The Blumenthal messages are long expositions on Libya’s internal politics, some sent before, but most after the Sept. 11, 2012, attacks. The messages — many of them released by the State Department this year — were later revealed to have been written by a former CIA officer who, along with Blumenthal, was seeking business opportunities in Libya.

 

Although the question of why Clinton was receptive to Blumenthal’s voluminous communications — some of which she forwarded to other State Department officials with his name removed — may elicit some interesting and perhaps discomfiting testimony from the former secretary of state, it seems unlikely to reveal new information about security at the Benghazi installation.

 

Although virtually all of the committee’s attention, and that of previous congressional investigations, has focused on the lack of security at the Benghazi diplomatic compound, only Stevens and State Department communications specialist Sean Smith were killed there.
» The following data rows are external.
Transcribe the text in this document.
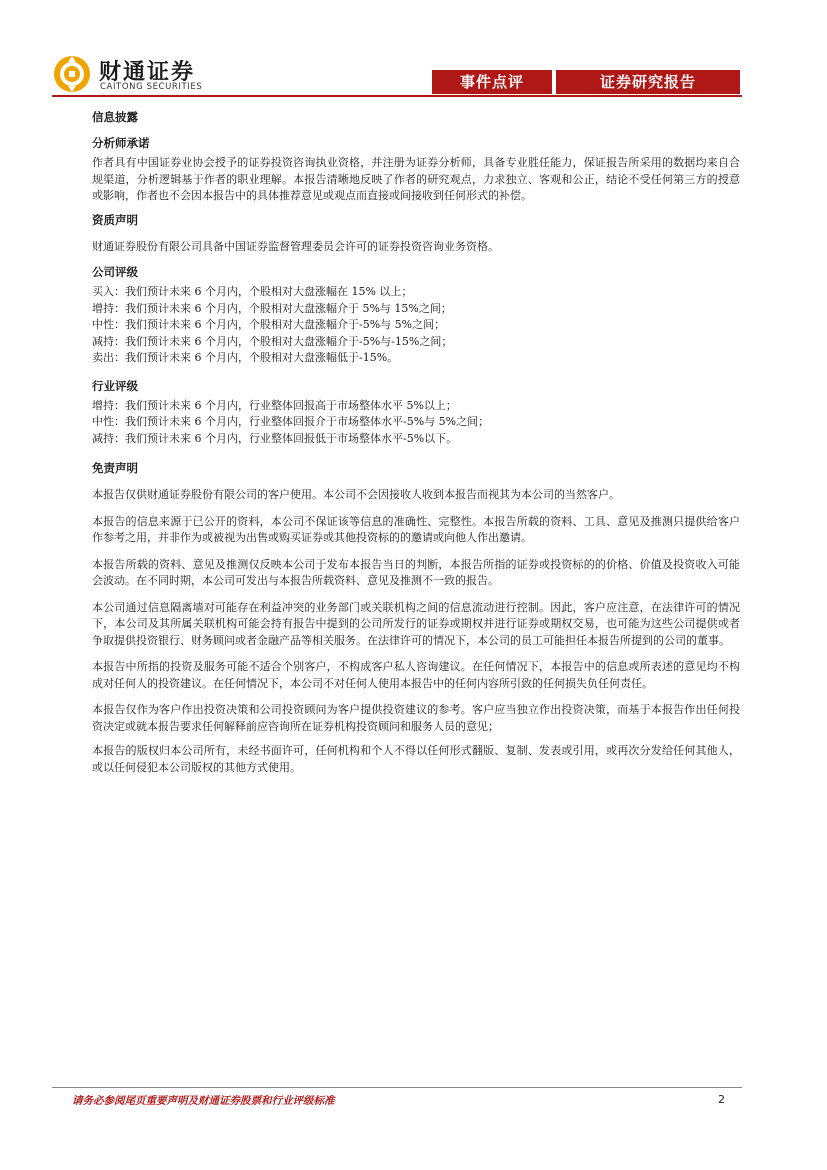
财通证券
CAITONG SECURITIES	事件点评	证券研究报告
信息披露
分析师承诺

作者具有中国证券业协会授予的证券投资咨询执业资格，并注册为证券分析师，具备专业胜任能力，保证报告所采用的数据均来自合规渠道，分析逻辑基于作者的职业理解。本报告清晰地反映了作者的研究观点，力求独立、客观和公正，结论不受任何第三方的授意或影响，作者也不会因本报告中的具体推荐意见或观点而直接或间接收到任何形式的补偿。

资质声明

财通证券股份有限公司具备中国证券监督管理委员会许可的证券投资咨询业务资格。

公司评级

买入：我们预计未来 6 个月内，个股相对大盘涨幅在 15% 以上；

增持：我们预计未来 6 个月内，个股相对大盘涨幅介于 5%与 15%之间；

中性：我们预计未来 6 个月内，个股相对大盘涨幅介于-5%与 5%之间；

减持：我们预计未来 6 个月内，个股相对大盘涨幅介于-5%与-15%之间；

卖出：我们预计未来 6 个月内，个股相对大盘涨幅低于-15%。

行业评级

增持：我们预计未来 6 个月内，行业整体回报高于市场整体水平 5%以上；

中性：我们预计未来 6 个月内，行业整体回报介于市场整体水平-5%与 5%之间；

减持：我们预计未来 6 个月内，行业整体回报低于市场整体水平-5%以下。

免责声明

本报告仅供财通证券股份有限公司的客户使用。本公司不会因接收人收到本报告而视其为本公司的当然客户。

本报告的信息来源于已公开的资料，本公司不保证该等信息的准确性、完整性。本报告所载的资料、工具、意见及推测只提供给客户作参考之用，并非作为或被视为出售或购买证券或其他投资标的的邀请或向他人作出邀请。

本报告所载的资料、意见及推测仅反映本公司于发布本报告当日的判断，本报告所指的证券或投资标的的价格、价值及投资收入可能会波动。在不同时期，本公司可发出与本报告所载资料、意见及推测不一致的报告。

本公司通过信息隔离墙对可能存在利益冲突的业务部门或关联机构之间的信息流动进行控制。因此，客户应注意，在法律许可的情况下，本公司及其所属关联机构可能会持有报告中提到的公司所发行的证券或期权并进行证券或期权交易，也可能为这些公司提供或者争取提供投资银行、财务顾问或者金融产品等相关服务。在法律许可的情况下，本公司的员工可能担任本报告所提到的公司的董事。

本报告中所指的投资及服务可能不适合个别客户，不构成客户私人咨询建议。在任何情况下，本报告中的信息或所表述的意见均不构成对任何人的投资建议。在任何情况下，本公司不对任何人使用本报告中的任何内容所引致的任何损失负任何责任。

本报告仅作为客户作出投资决策和公司投资顾问为客户提供投资建议的参考。客户应当独立作出投资决策，而基于本报告作出任何投资决定或就本报告要求任何解释前应咨询所在证券机构投资顾问和服务人员的意见；

本报告的版权归本公司所有，未经书面许可，任何机构和个人不得以任何形式翻版、复制、发表或引用，或再次分发给任何其他人，或以任何侵犯本公司版权的其他方式使用。

请务必参阅尾页重要声明及财通证券股票和行业评级标准	2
Both died of smoke inhalation, while seeking refuge in a supposed “safe room” from militants who set the buildings on fire.

 

The two other Americans who were killed, security contractors Tyrone Woods and Glen Doherty, died from mortar fire in an attack about seven hours later at a nearby CIA “annex” where U.S. intelligence agents, on a separate mission, were based. The CIA contingent had far more protection, including heavily armed private American security guards. Woods was assigned to the intelligence annex and Doherty was one of a contingent of CIA guards who were flown to Benghazi from Tripoli, the Libyan capital, after the initial attack.

 

A federal indictment issued in the District last year charged Ahmed Abu Khattala, captured in 2013 in Libya, with the murder of all four Americans. It said he organized the attack against the diplomatic compound because he thought it was a front for a secret CIA facility in Benghazi.

 

The diplomatic compound itself had always been a poor stepchild of the State Department. Chosen specifically by Stevens, a Middle East expert who had spent significant time in Benghazi and at the U.S. Embassy in Tripoli, it had no permanent staff. Instead, a handful of security and diplomatic personnel from Tripoli rotated in and out in 2012, while the State Department tried to decide what to do with it.

 

Stevens had argued that the United States needed to maintain a presence in Benghazi, where the revolution that toppled Libyan dictator Moammar Gaddafi began, even as he pressed for more permanent staffing, including security.

 

Although the committee majority has said it has new e-mails from Stevens asking for additional security — requests that often were denied or delayed by Washington — it is uncertain whether they differ much in tone or content from those that have surfaced.

 

In one key cable often cited by conservative critics, Stevens asked on July 9, 2012, for temporary security support that was about to be withdrawn from the Tripoli embassy to be extended through mid-September, noting that “conditions in Libya have not met prior benchmarks” established by the embassy for their withdrawal.

 

“Overall security conditions continue to be unpredictable, with large numbers of armed groups and individuals not under control of the central government, and frequent clashes in Tripoli and other population centers,” he wrote.

 

On Aug. 16, 2012, the State Department received another cable from Tripoli warning that the Benghazi mission could not withstand a coordinated attack, and an assessment by the security chief there that it could not be protected.

 

The cable, like all those sent from diplomatic posts abroad, was addressed to Clinton.

 

“That cable,” Clinton said at the 2013 House hearing, “did not come to my attention. I have made it very clear that the security cables did not come to my attention or above the assistant secretary level.”

 

“I’m not aware of anyone within my office, within the secretary’s office, having seen the cable.” The State Department, she said, received 1.43 million diplomatic messages a year. “They’re all addressed to me,” she said. “They do not all come to me.”